23.Le Comité recommande instamment à l’État partie de ratifier l’amendement au paragraphe 6 de l’article 8 de la Convention, adopté le 15 janvier 1992 à la quatorzième réunion des États parties à la Convention et entériné par l’Assemblée générale dans sa résolution 47/111. À ce propos, le Comité attire l’attention de l’État partie sur la résolution de l’Assemblée générale 57/194 du 18 décembre 2002, dans laquelle l’Assemblée demande instamment aux États parties de hâter leurs procédures internes de ratification de l’amendement et d’informer par écrit le Secrétaire général dans les meilleurs délais de leur acceptation de cet amendement.

24.Le Comité demande à l’État partie d’inclure dans son prochain rapport périodique des renseignements sur les progrès accomplis en ce qui concerne le plan d’action national en cours d’élaboration ainsi que sur les autres mesures qu’il pourrait avoir prises pour mettre en œuvre au niveau national la Déclaration et le Programme d’action de Durban.

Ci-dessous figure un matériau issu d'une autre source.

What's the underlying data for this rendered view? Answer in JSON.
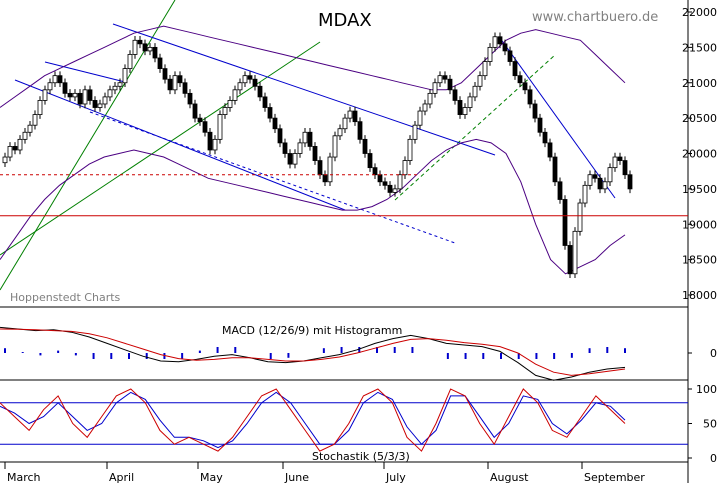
{
  "chart_data": {
    "type": "candlestick",
    "title": "MDAX",
    "watermark": "www.chartbuero.de",
    "source": "Hoppenstedt Charts",
    "months": [
      "March",
      "April",
      "May",
      "June",
      "July",
      "August",
      "September"
    ],
    "price_axis": {
      "ylim": [
        17600,
        22150
      ],
      "ticks": [
        18000,
        18500,
        19000,
        19500,
        20000,
        20500,
        21000,
        21500,
        22000
      ]
    },
    "reference_levels": {
      "solid_red": 19120,
      "dashed_red": 19700
    },
    "candles_close": [
      19950,
      20100,
      20050,
      20200,
      20300,
      20400,
      20550,
      20750,
      20900,
      21000,
      21100,
      21000,
      20850,
      20800,
      20850,
      20700,
      20900,
      20750,
      20650,
      20700,
      20800,
      20900,
      20950,
      21000,
      21200,
      21400,
      21600,
      21550,
      21450,
      21500,
      21350,
      21200,
      21050,
      20900,
      21100,
      21000,
      20850,
      20700,
      20500,
      20450,
      20300,
      20050,
      20200,
      20550,
      20650,
      20750,
      20900,
      21000,
      21100,
      21050,
      20950,
      20800,
      20650,
      20500,
      20350,
      20150,
      20000,
      19850,
      20000,
      20150,
      20300,
      20100,
      19900,
      19700,
      19600,
      19950,
      20250,
      20350,
      20500,
      20600,
      20450,
      20200,
      20000,
      19800,
      19700,
      19600,
      19550,
      19450,
      19500,
      19700,
      19900,
      20200,
      20400,
      20600,
      20700,
      20850,
      21000,
      21100,
      21050,
      20900,
      20750,
      20550,
      20650,
      20800,
      20950,
      21100,
      21300,
      21500,
      21650,
      21550,
      21450,
      21300,
      21100,
      21000,
      20900,
      20700,
      20500,
      20300,
      20150,
      19950,
      19600,
      19350,
      18700,
      18300,
      18900,
      19300,
      19550,
      19700,
      19650,
      19500,
      19600,
      19800,
      19950,
      19900,
      19700,
      19500
    ],
    "bollinger_upper": [
      20650,
      20800,
      20950,
      21100,
      21200,
      21300,
      21400,
      21500,
      21600,
      21700,
      21750,
      21800,
      21750,
      21700,
      21650,
      21600,
      21550,
      21500,
      21450,
      21400,
      21350,
      21300,
      21250,
      21200,
      21150,
      21100,
      21050,
      21000,
      20950,
      20900,
      20900,
      21000,
      21200,
      21400,
      21600,
      21700,
      21750,
      21700,
      21650,
      21600,
      21400,
      21200,
      21000
    ],
    "bollinger_lower": [
      18500,
      18800,
      19100,
      19350,
      19550,
      19700,
      19850,
      19950,
      20000,
      20050,
      20000,
      19950,
      19850,
      19750,
      19650,
      19600,
      19550,
      19500,
      19450,
      19400,
      19350,
      19300,
      19250,
      19200,
      19200,
      19250,
      19350,
      19500,
      19700,
      19900,
      20050,
      20150,
      20200,
      20150,
      20000,
      19600,
      19000,
      18500,
      18300,
      18400,
      18500,
      18700,
      18850
    ],
    "macd": {
      "label": "MACD (12/26/9) mit Histogramm",
      "ticks": [
        0
      ],
      "macd_line": [
        160,
        150,
        140,
        145,
        130,
        100,
        60,
        20,
        -20,
        -50,
        -55,
        -40,
        -20,
        -10,
        -30,
        -55,
        -60,
        -50,
        -30,
        -10,
        20,
        60,
        90,
        110,
        90,
        60,
        50,
        40,
        10,
        -60,
        -140,
        -170,
        -150,
        -120,
        -100,
        -90
      ],
      "signal_line": [
        150,
        148,
        145,
        140,
        135,
        120,
        95,
        60,
        25,
        -10,
        -35,
        -45,
        -40,
        -30,
        -30,
        -40,
        -50,
        -50,
        -40,
        -25,
        0,
        30,
        60,
        85,
        90,
        80,
        65,
        55,
        40,
        0,
        -70,
        -120,
        -140,
        -130,
        -115,
        -100
      ]
    },
    "stochastic": {
      "label": "Stochastik (5/3/3)",
      "ticks": [
        0,
        50,
        100
      ],
      "levels": [
        20,
        80
      ],
      "k": [
        80,
        60,
        40,
        70,
        90,
        50,
        30,
        60,
        90,
        100,
        80,
        40,
        20,
        30,
        20,
        10,
        30,
        60,
        90,
        100,
        70,
        40,
        10,
        20,
        50,
        90,
        100,
        80,
        30,
        10,
        50,
        100,
        90,
        50,
        20,
        60,
        100,
        80,
        40,
        30,
        60,
        90,
        70,
        50
      ],
      "d": [
        75,
        65,
        50,
        60,
        80,
        60,
        40,
        50,
        80,
        95,
        85,
        55,
        30,
        30,
        25,
        15,
        25,
        50,
        80,
        95,
        80,
        50,
        20,
        20,
        40,
        80,
        95,
        85,
        45,
        20,
        40,
        90,
        90,
        60,
        30,
        50,
        90,
        85,
        50,
        35,
        55,
        80,
        75,
        55
      ]
    }
  }
}
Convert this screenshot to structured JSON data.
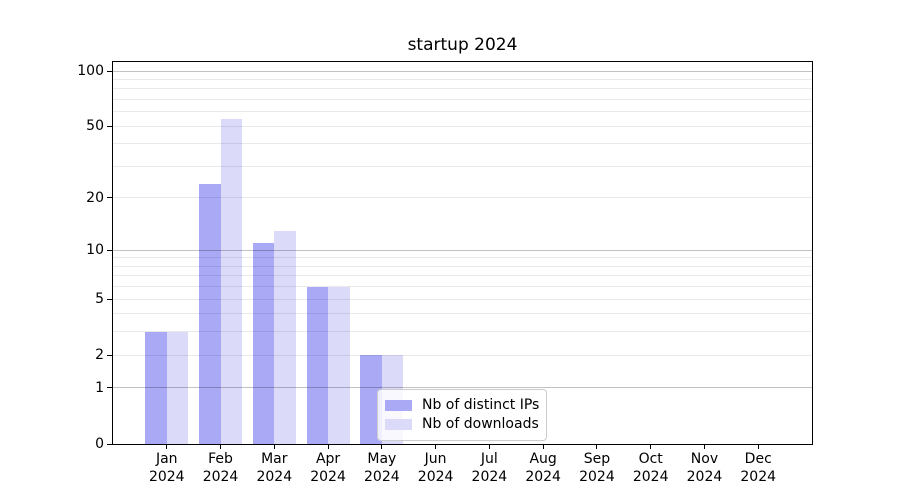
{
  "title": "startup 2024",
  "chart_data": {
    "type": "bar",
    "title": "startup 2024",
    "categories": [
      "Jan 2024",
      "Feb 2024",
      "Mar 2024",
      "Apr 2024",
      "May 2024",
      "Jun 2024",
      "Jul 2024",
      "Aug 2024",
      "Sep 2024",
      "Oct 2024",
      "Nov 2024",
      "Dec 2024"
    ],
    "series": [
      {
        "name": "Nb of distinct IPs",
        "color": "#a9a9f6",
        "values": [
          3,
          24,
          11,
          6,
          2,
          0,
          0,
          0,
          0,
          0,
          0,
          0
        ]
      },
      {
        "name": "Nb of downloads",
        "color": "#dbdbf9",
        "values": [
          3,
          55,
          13,
          6,
          2,
          0,
          0,
          0,
          0,
          0,
          0,
          0
        ]
      }
    ],
    "xlabel": "",
    "ylabel": "",
    "yscale": "log1p",
    "ylim": [
      0,
      112
    ],
    "yticks_labeled": [
      0,
      1,
      2,
      5,
      10,
      20,
      50,
      100
    ],
    "grid_major_at": [
      1,
      10,
      100
    ],
    "grid_minor_at": [
      2,
      3,
      4,
      5,
      6,
      7,
      8,
      9,
      20,
      30,
      40,
      50,
      60,
      70,
      80,
      90
    ],
    "grid": true,
    "legend_position": "lower center",
    "bar_group_width_fraction": 0.8
  }
}
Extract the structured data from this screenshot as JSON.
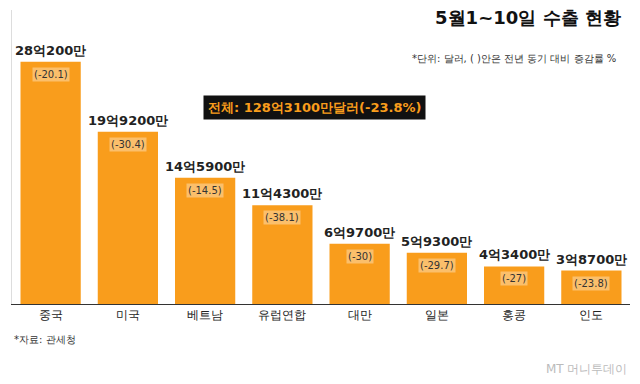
{
  "chart_data": {
    "type": "bar",
    "title": "5월1~10일 수출 현황",
    "subtitle": "*단위: 달러, ( )안은 전년 동기 대비 증감률 %",
    "categories": [
      "중국",
      "미국",
      "베트남",
      "유럽연합",
      "대만",
      "일본",
      "홍콩",
      "인도"
    ],
    "values": [
      2802000000,
      1992000000,
      1459000000,
      1143000000,
      697000000,
      593000000,
      434000000,
      387000000
    ],
    "value_labels": [
      "28억200만",
      "19억9200만",
      "14억5900만",
      "11억4300만",
      "6억9700만",
      "5억9300만",
      "4억3400만",
      "3억8700만"
    ],
    "changes": [
      -20.1,
      -30.4,
      -14.5,
      -38.1,
      -30,
      -29.7,
      -27,
      -23.8
    ],
    "change_labels": [
      "(-20.1)",
      "(-30.4)",
      "(-14.5)",
      "(-38.1)",
      "(-30)",
      "(-29.7)",
      "(-27)",
      "(-23.8)"
    ],
    "total": {
      "value": 12831000000,
      "change": -23.8,
      "label": "전체: 128억3100만달러(-23.8%)"
    },
    "source": "*자료: 관세청",
    "credit": "MT 머니투데이",
    "color": "#f99d1c",
    "ylim": [
      0,
      3400000000
    ],
    "yticks": [],
    "tick_labels": "x",
    "data_labels": true,
    "grid": false
  }
}
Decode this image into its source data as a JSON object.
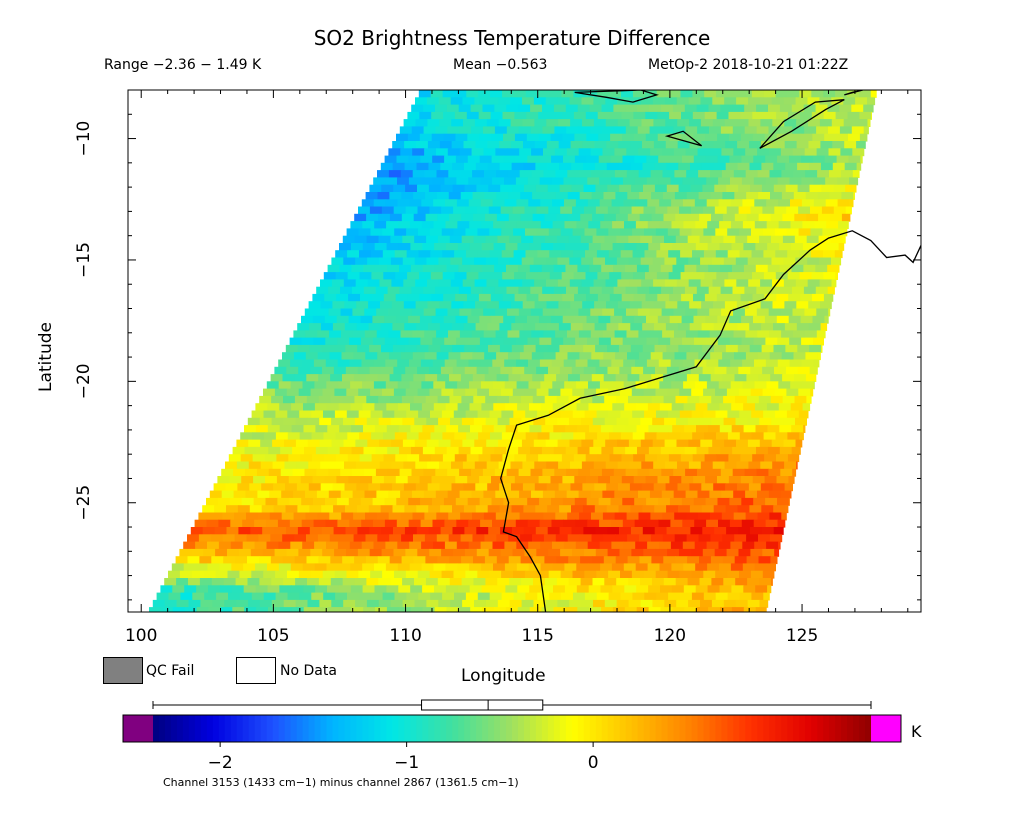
{
  "header": {
    "title": "SO2 Brightness Temperature Difference",
    "range_text": "Range −2.36 − 1.49 K",
    "mean_text": "Mean −0.563",
    "satellite_text": "MetOp-2 2018-10-21 01:22Z"
  },
  "legend": {
    "qc_fail_label": "QC Fail",
    "no_data_label": "No Data",
    "qc_fail_color": "#808080"
  },
  "colorbar": {
    "units": "K",
    "ticks": [
      "−2",
      "−1",
      "0"
    ],
    "colors": [
      "#000080",
      "#0000e0",
      "#1e50ff",
      "#00b4ff",
      "#00e6e6",
      "#40e0a0",
      "#a0e060",
      "#ffff00",
      "#ffc000",
      "#ff8000",
      "#ff3000",
      "#e00000",
      "#900000"
    ],
    "under_color": "#800080",
    "over_color": "#ff00ff"
  },
  "footnote": "Channel 3153 (1433 cm−1) minus channel 2867 (1361.5 cm−1)",
  "chart_data": {
    "type": "heatmap",
    "title": "SO2 Brightness Temperature Difference",
    "xlabel": "Longitude",
    "ylabel": "Latitude",
    "xlim": [
      99.5,
      129.5
    ],
    "ylim": [
      -29.5,
      -8
    ],
    "x_ticks": [
      "100",
      "105",
      "110",
      "115",
      "120",
      "125"
    ],
    "y_ticks": [
      "−10",
      "−15",
      "−20",
      "−25"
    ],
    "value_range": [
      -2.36,
      1.49
    ],
    "mean": -0.563,
    "units": "K",
    "boxplot": {
      "whisker_low": -2.36,
      "q1": -0.92,
      "median": -0.563,
      "q3": -0.27,
      "whisker_high": 1.49
    },
    "latitude_profile": {
      "latitude": [
        -9,
        -11,
        -13,
        -15,
        -17,
        -19,
        -21,
        -23,
        -25,
        -26,
        -27,
        -28.5
      ],
      "west_values": [
        -1.1,
        -1.5,
        -1.4,
        -1.2,
        -1.1,
        -0.9,
        -0.4,
        -0.1,
        0.0,
        0.7,
        0.2,
        -0.9
      ],
      "east_values": [
        -0.3,
        -0.4,
        0.1,
        -0.2,
        -0.2,
        -0.3,
        -0.1,
        0.4,
        0.7,
        1.0,
        0.7,
        0.3
      ]
    }
  }
}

25.Le Comité recommande à l’État partie de mettre à la disposition du grand public ses rapports périodiques dès leur soumission et de faire connaître de la même manière les conclusions correspondantes du Comité en letton ainsi qu’en russe et toute autre langue minoritaire, selon qu’il conviendra.

26.Le Comité recommande à l’État partie de soumettre ses sixième, septième et huitième rapports périodiques en seul document, attendu le 14 mai 2007, et d’y traiter tous les points abordés dans les présentes conclusions.